Catholic MANifesto - 1. The Introduction: The Crisis in Masculinity and the Catholic Man's Response





Introducing a new project!

We hope to produce a regular video aimed at Catholic men.

In this episode I talk to Catholic businessmen James Leatherland, Alex Cooper and Sam Baker. 

We aimed to cover the following topics, which we sort of did, even though we may have achieved it in a meandering way: 

1. Establish what we know: that masculinity is in crisis. Even the secular world is wringing its hands about it but can’t necessarily put its finger on the cause or the solution. It often focuses on mental health issues (the symptoms) and advocates men’s groups as a way of getting in touch with emotions. Men like Andrew Tate promote an aggressive appropriation of perceived masculine values, such as wealth, power, prowess and strength as a way of re-establishing male integrity. Somewhere in the middle are a few groups and individuals recognising that a lack of present fathers and good fathering is what is tearing society apart. They’re often working frantically on the frontline with young offenders, the homeless, school dropouts, the socially deprived, to desperately shore up a virtually non-existent social infrastructure. Meanwhile, the family is farmed out to government agencies, often at great expense. 

2. From the Christian perspective, we see the absence of mature masculinity as a destructive, satanic influence: a fatherless society is a faithless society. People have no way of connecting with God the Father – who they cannot see – through their own fathers – who they can but who might be absent or abusive/neglectful. Human fathering is a means by which the Heavenly Father leads His children to Himself. We recognise the face of the Father through the loving gaze of our own father; we understand created/creative order through the loving paternal order of our own fathering. “Society goes by way of the family, and the family goes by way of the father” – so societal breakdown, whether that is secular or religious, is a direct result of the breakdown of fatherhood. Satan does not want the father to lead the family of God back to the Kingdom of Heaven. Feminism is a route by which these demonic ideas were channelled into society – Satan again uses the woman as the weakest link, and men have sat back and let him get on with it, like their forefather Adam. Technology has also divorced men from their need for hard work, manual labour, the outdoors, problem solving, challenges – i.e. from his salvific punishment ordained by God after the Fall. 

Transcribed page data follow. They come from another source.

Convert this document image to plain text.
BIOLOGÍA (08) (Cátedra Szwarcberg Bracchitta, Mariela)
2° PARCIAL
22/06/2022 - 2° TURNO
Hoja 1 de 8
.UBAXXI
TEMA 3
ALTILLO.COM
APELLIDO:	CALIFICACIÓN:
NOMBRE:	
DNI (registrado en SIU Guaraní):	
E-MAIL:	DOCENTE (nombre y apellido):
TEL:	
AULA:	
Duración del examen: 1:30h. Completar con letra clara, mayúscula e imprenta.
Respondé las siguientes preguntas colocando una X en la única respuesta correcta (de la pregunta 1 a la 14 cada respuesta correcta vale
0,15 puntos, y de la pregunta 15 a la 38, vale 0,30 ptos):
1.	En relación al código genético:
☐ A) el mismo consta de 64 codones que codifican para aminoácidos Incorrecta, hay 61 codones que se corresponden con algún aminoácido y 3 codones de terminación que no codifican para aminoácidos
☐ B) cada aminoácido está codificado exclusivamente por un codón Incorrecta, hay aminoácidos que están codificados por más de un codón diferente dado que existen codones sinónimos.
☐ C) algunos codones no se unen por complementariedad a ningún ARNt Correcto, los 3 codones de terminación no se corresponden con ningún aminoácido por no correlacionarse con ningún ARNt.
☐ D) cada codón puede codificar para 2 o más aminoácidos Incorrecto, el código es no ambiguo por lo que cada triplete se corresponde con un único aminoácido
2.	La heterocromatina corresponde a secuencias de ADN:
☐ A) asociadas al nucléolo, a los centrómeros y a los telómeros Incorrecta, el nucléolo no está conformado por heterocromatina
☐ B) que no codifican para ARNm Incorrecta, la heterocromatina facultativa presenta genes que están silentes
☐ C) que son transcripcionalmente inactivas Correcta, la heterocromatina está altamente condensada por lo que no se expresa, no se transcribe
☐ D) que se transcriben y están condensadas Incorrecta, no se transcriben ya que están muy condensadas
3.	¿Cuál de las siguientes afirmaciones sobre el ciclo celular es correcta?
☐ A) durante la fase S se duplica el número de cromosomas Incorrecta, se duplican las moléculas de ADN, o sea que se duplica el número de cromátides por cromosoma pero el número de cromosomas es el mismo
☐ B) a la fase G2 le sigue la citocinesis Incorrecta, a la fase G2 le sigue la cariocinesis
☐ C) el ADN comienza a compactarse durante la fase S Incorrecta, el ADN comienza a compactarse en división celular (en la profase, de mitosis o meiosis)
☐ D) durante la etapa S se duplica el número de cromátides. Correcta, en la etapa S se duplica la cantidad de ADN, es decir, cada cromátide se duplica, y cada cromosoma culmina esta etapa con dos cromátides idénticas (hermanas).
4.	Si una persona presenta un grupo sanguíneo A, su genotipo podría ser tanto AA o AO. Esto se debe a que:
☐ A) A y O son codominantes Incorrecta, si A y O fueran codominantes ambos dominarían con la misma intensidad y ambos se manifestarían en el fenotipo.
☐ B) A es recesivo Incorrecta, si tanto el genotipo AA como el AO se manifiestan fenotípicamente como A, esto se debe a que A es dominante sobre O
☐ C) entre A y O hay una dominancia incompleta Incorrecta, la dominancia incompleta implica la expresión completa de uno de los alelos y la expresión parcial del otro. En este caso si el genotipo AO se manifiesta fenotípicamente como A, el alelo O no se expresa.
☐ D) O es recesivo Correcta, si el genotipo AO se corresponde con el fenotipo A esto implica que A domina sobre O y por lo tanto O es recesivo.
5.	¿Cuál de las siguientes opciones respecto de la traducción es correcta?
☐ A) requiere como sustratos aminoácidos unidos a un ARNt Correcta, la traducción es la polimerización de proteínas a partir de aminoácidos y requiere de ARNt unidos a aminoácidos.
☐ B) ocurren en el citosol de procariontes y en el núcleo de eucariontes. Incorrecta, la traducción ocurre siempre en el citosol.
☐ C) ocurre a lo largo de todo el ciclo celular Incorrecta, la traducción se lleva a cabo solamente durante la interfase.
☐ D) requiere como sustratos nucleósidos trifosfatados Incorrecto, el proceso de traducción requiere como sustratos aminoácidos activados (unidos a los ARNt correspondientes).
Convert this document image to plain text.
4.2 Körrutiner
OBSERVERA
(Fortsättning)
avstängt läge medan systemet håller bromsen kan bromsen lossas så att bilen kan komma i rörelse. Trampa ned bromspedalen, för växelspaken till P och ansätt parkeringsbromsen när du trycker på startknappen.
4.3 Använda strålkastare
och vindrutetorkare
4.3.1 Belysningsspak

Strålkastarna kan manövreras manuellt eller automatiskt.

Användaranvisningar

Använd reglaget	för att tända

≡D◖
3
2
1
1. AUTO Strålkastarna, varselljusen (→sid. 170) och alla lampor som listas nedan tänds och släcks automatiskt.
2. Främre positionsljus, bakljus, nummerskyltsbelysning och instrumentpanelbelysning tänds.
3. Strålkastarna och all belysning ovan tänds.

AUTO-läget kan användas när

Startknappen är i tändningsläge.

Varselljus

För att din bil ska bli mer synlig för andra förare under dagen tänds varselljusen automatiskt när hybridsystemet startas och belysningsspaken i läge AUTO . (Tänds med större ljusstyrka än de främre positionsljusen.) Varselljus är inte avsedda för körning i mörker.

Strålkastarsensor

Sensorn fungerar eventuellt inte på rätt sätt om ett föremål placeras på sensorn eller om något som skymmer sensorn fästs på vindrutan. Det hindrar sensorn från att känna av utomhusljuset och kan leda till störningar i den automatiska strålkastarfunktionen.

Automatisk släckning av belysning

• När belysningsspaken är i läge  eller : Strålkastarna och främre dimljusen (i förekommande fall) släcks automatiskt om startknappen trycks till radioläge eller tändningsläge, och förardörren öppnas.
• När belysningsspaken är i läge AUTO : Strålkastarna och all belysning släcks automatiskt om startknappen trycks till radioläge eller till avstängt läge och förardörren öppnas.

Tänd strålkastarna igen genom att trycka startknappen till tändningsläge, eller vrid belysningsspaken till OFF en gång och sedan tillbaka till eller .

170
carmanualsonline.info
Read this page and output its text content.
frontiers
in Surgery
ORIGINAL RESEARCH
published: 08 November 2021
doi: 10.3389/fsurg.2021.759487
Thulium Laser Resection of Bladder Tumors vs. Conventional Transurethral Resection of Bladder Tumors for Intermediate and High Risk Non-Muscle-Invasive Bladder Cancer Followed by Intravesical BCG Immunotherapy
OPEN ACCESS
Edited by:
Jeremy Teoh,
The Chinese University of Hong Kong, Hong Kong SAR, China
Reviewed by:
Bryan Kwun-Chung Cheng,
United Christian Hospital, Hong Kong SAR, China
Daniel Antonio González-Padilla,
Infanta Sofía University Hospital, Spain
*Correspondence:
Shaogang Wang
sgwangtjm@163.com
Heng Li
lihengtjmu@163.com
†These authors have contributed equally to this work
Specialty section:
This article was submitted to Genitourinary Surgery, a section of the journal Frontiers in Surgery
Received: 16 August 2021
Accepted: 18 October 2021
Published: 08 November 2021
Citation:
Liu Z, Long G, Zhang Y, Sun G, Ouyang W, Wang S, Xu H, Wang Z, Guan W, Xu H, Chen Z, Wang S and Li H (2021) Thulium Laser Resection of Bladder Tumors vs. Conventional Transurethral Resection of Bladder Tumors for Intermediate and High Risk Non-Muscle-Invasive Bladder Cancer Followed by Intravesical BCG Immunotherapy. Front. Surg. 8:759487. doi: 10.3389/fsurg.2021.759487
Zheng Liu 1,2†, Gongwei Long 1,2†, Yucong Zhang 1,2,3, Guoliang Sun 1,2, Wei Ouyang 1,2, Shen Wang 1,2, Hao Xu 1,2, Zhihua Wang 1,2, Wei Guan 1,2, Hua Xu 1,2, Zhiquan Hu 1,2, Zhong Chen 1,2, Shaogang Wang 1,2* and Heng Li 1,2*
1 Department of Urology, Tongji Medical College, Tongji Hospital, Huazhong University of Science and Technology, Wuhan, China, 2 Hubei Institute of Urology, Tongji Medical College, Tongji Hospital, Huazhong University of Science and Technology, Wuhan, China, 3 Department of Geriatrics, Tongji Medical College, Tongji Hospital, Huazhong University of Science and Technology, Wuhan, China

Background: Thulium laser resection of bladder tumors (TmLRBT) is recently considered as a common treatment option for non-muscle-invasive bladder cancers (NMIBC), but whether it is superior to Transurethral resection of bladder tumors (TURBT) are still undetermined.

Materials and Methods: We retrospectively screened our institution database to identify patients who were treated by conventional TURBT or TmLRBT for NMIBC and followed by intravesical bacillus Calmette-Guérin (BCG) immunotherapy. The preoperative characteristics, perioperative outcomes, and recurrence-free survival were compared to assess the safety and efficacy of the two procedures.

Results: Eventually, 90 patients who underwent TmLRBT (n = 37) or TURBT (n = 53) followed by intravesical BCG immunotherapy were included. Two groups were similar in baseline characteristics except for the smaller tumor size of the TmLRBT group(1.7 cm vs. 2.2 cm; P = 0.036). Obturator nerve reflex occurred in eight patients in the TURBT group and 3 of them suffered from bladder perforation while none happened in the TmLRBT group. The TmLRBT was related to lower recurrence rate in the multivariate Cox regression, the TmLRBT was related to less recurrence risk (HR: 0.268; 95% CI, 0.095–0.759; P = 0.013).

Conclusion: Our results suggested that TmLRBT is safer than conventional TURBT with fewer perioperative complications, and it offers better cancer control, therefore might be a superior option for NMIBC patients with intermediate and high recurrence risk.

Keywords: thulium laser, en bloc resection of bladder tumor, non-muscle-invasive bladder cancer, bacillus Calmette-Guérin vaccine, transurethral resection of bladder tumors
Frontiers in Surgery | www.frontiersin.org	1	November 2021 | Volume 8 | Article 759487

3. While much has been lost in a few generations, there’s no need to reinvent the wheel of what it means to be a man. The tools for this are already out there. Take a look at the male body – the genitalia and sexual drive indicate the role of initiating new life; the strength of the muscles show the need to protect that life and provide physical security; the problem solving capacity further shows the ability to provide, but also to lead and to overcome difficulties. The simple answer to the crisis of masculinity is: learn skills, get a job, find a wife, have children, pass on knowledge and wisdom to the next generation (spiritual as well as practical). “Action follows being” – a created being was made with a purpose and, morally, ought to carry out that purpose, both for its own sense of fulfilment and for the benefit of the things it was created for. However, it needs self-knowledge and self-discipline to acquire the capacity and freedom to work alongside the Creator in this role. A man needs to actively better himself in order to participate fully in his created purpose. Manhood is achieved through the active pursuit of the virtues, supported by an active progression in virility. Men must inform themselves about what excellence looks like in the 4 P’s of Manhood: Primacy, Procreation, Provision, Protection. They must pursue that excellence through education, acquisition of skills, building physical strength and stamina, financial prudence, gentlemanly behaviour. And, for the Catholic man, through understanding the Faith, the sanctity of the Sacraments and the need for salvation, and passing it on to the next generation.

4. Where do we go from here? The primary obstacle is that the infrastructure of knowledge/good example of mature manhood has all but fallen apart. Many men don’t know how to acquire excellence in manhood because they don’t know what it looks like. There are too few men demonstrating it. Another obstacle is that men have been so conditioned out of manhood that they are too crippled by their condition too see how to get back into it: physical ineptitude, mental health issues, negative self-perception, poor masculine skillset. This is compounded by the entitled belief that they are fine just as they are, and how dare anyone say they need to change. CMUK&I has tried to address these issues through education (conferences, workshops, website and social media, sharing articles on masculinity), fraternity (online groups, physical men’s groups, retreats, pilgrimages) and building a community network.